The Margin Protection Program, which was the initial 2014 Farm Bill attempt to create a safety net for dairy farmers, was flawed on a number of points, Bjerga said. For starters the feed-cost compromise was good politics but bad policy. Over time, farmer coverage based on the margin between cost of milk and cost of feed plummeted.
“The idea is to make sure dairy farmers can stay in business if they are doing everything right. The MPP didn’t do that,” he said. “Farmers — good farmers — have been going out of business in record numbers.”
It isn’t all about margins. 2009 saw the lowest dairy margins in a century and margins again hit lows in 2012 and 2013. During those events, there was not a strong uptick in dairy farm failures, however; because the price of feed — corn and soybeans — was relatively low. It was that environment that saw the writing of the 2014 Farm Bill and the Margin Protection Program. That program offered coverage for margins of $4 below normal at no premium. Farmers who chose $8 coverage had to pay premiums.

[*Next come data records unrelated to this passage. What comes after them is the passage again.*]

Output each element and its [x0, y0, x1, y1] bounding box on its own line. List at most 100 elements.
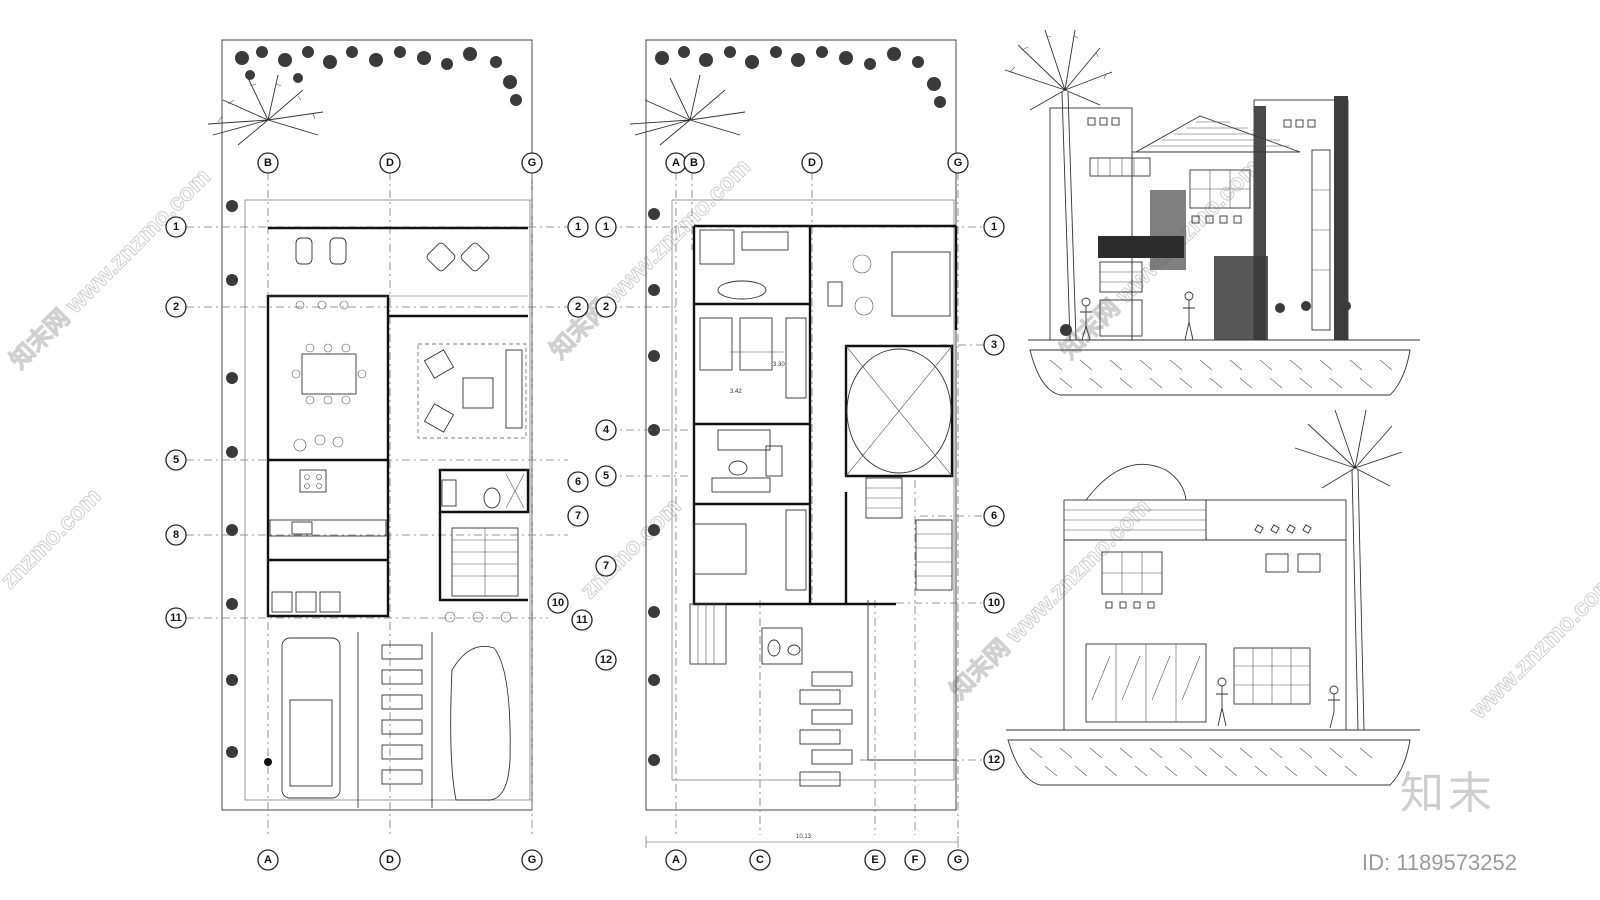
- grid-bubble-b: B: [257, 152, 279, 174]
- stair: [451, 527, 519, 597]
- svg-text:7: 7: [575, 510, 581, 522]
- garden-shrubs: [235, 46, 522, 106]
- ground-hatch-area-side: [1007, 739, 1411, 786]
- shrub-icons: [1060, 301, 1351, 336]
- row-bubble-6-p2-right: 6: [983, 505, 1005, 527]
- grid-bubble-g-bottom: G: [521, 849, 543, 871]
- dimension-label: 3.42: [730, 389, 742, 395]
- grid-bubble-d-bottom: D: [379, 849, 401, 871]
- half-bath: [441, 473, 525, 509]
- grid-bubble-a-bottom-2: A: [665, 849, 687, 871]
- svg-text:11: 11: [576, 614, 588, 626]
- row-bubble-1-p2-right: 1: [983, 216, 1005, 238]
- svg-text:1: 1: [575, 221, 581, 233]
- grid-bubble-e-bottom-2: E: [864, 849, 886, 871]
- garden-shrubs-2: [655, 46, 946, 108]
- pickup-truck-icon: [281, 637, 341, 799]
- row-bubble-3-p2-right: 3: [983, 334, 1005, 356]
- row-bubble-2-right: 2: [567, 296, 589, 318]
- building-footprint-outline-2: [671, 199, 955, 781]
- driveway-pavers: [381, 644, 423, 785]
- svg-text:C: C: [756, 854, 764, 866]
- walls: [266, 226, 530, 618]
- palm-tree-icon-elev2: [1294, 409, 1403, 731]
- grid-bubble-g: G: [521, 152, 543, 174]
- svg-text:G: G: [528, 854, 537, 866]
- watermark-text-3: 知末网 www.znzmo.com: [545, 153, 756, 364]
- svg-text:4: 4: [603, 424, 610, 436]
- grid-bubble-a-bottom: A: [257, 849, 279, 871]
- vent-blocks: [1087, 117, 1316, 224]
- upper-wall: [1205, 499, 1347, 541]
- watermark-layer: 知末网 www.znzmo.com znzmo.com 知末网 www.znzm…: [0, 153, 1600, 726]
- svg-text:11: 11: [170, 612, 182, 624]
- svg-text:G: G: [954, 157, 963, 169]
- double-height-void: [845, 345, 953, 477]
- watermark-text-7: www.znzmo.com: [1464, 569, 1600, 725]
- row-bubble-7-p2: 7: [595, 555, 617, 577]
- garage: [264, 632, 511, 808]
- side-elevation: [1006, 409, 1420, 786]
- svg-text:A: A: [672, 157, 680, 169]
- svg-text:6: 6: [575, 476, 581, 488]
- row-bubble-1-right: 1: [567, 216, 589, 238]
- svg-text:2: 2: [603, 301, 609, 313]
- grid-bubble-a-2: A: [665, 152, 687, 174]
- row-bubble-2: 2: [165, 296, 187, 318]
- grid-bubble-g-bottom-2: G: [947, 849, 969, 871]
- upper-bath: [711, 429, 783, 493]
- branding: 知末 ID: 1189573252: [1362, 768, 1517, 875]
- svg-text:2: 2: [173, 301, 179, 313]
- sliding-glass-doors: [1085, 643, 1207, 723]
- svg-text:3: 3: [991, 339, 997, 351]
- svg-text:B: B: [264, 157, 272, 169]
- svg-text:D: D: [808, 157, 816, 169]
- palm-tree-icon: [207, 74, 324, 146]
- svg-text:A: A: [264, 854, 272, 866]
- svg-text:5: 5: [603, 470, 609, 482]
- svg-text:1: 1: [173, 221, 179, 233]
- brand-logo: 知末: [1400, 768, 1496, 819]
- asset-id-label: ID: 1189573252: [1362, 850, 1517, 875]
- row-bubble-2-p2: 2: [595, 296, 617, 318]
- svg-text:G: G: [528, 157, 537, 169]
- svg-text:G: G: [954, 854, 963, 866]
- person-icon-side: [1216, 677, 1340, 729]
- living-room-furniture: [417, 343, 527, 439]
- entry-planters: [444, 611, 512, 623]
- row-bubble-11-p2: 11: [571, 609, 593, 631]
- watermark-text-6: 知末网 www.znzmo.com: [945, 493, 1156, 704]
- front-elevation: [1004, 29, 1420, 396]
- grid-bubble-d: D: [379, 152, 401, 174]
- row-bubble-11: 11: [165, 607, 187, 629]
- row-bubble-5-p2: 5: [595, 465, 617, 487]
- bedroom-three: [693, 509, 807, 591]
- grid-bubble-f-bottom-2: F: [904, 849, 926, 871]
- grid-bubble-c-bottom-2: C: [749, 849, 771, 871]
- svg-text:10: 10: [988, 597, 1000, 609]
- grid-bubble-b-2: B: [683, 152, 705, 174]
- svg-text:1: 1: [603, 221, 609, 233]
- ground-floor-windows: [1099, 149, 1331, 337]
- svg-text:12: 12: [988, 754, 1000, 766]
- svg-text:D: D: [386, 854, 394, 866]
- service-bath: [761, 627, 803, 665]
- terrace-chairs: [268, 237, 528, 310]
- svg-text:7: 7: [603, 560, 609, 572]
- side-wall: [1063, 539, 1347, 731]
- svg-text:10: 10: [552, 597, 564, 609]
- svg-text:B: B: [690, 157, 698, 169]
- svg-text:F: F: [912, 854, 919, 866]
- bedroom-two: 3.30 3.42: [699, 317, 807, 399]
- row-bubble-10-p2-right: 10: [983, 592, 1005, 614]
- row-bubble-7-right: 7: [567, 505, 589, 527]
- row-bubble-6-right: 6: [567, 471, 589, 493]
- master-bedroom: [699, 229, 951, 317]
- side-vent-blocks: [1105, 524, 1312, 609]
- palm-tree-icon-elev1: [1004, 29, 1113, 341]
- svg-text:8: 8: [173, 529, 179, 541]
- roof-pavers: [799, 671, 853, 787]
- svg-text:A: A: [672, 854, 680, 866]
- upper-window: [1189, 169, 1251, 209]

As the margins between food and milk prices rose, many farmers opted out of the higher coverage and kept only catastrophic coverage to try to hold down costs.
In 2014, 2016 and 2017, dairy farm failures held steady at about 4 farms going out of business daily. In 2018, the failure numbers skyrocketed, with about 7.5 far failures a day.
That prompted action by Congress, which created a better safety net in the appropriations bill and provided a better baseline for the 2018 Farm Bill to create the new Dairy Margin Coverage plan; a two-tiered plan that offers Tier1 protection for the first 5 million pounds of production and Tier 2 protection for producers with more than 5 million pounds. It also increases the coverage limit to $9.50.
Bjerga said dairy farmers need a quick rollout of the new program and Congress has promised one. Payments for the new DMC plans are expected to begin in July.
He said the industry is not united on the subject of supply management.
“For negotiations on the farm bill, the goal was to get everybody on the same page and put out an idea on what was allowable in the range of discussion,” Bjerga said.
Since the dairy industry has both producers and processors, elements of the industry are fundamentally at odds on milk prices. Producers want high prices, processors want low prices.”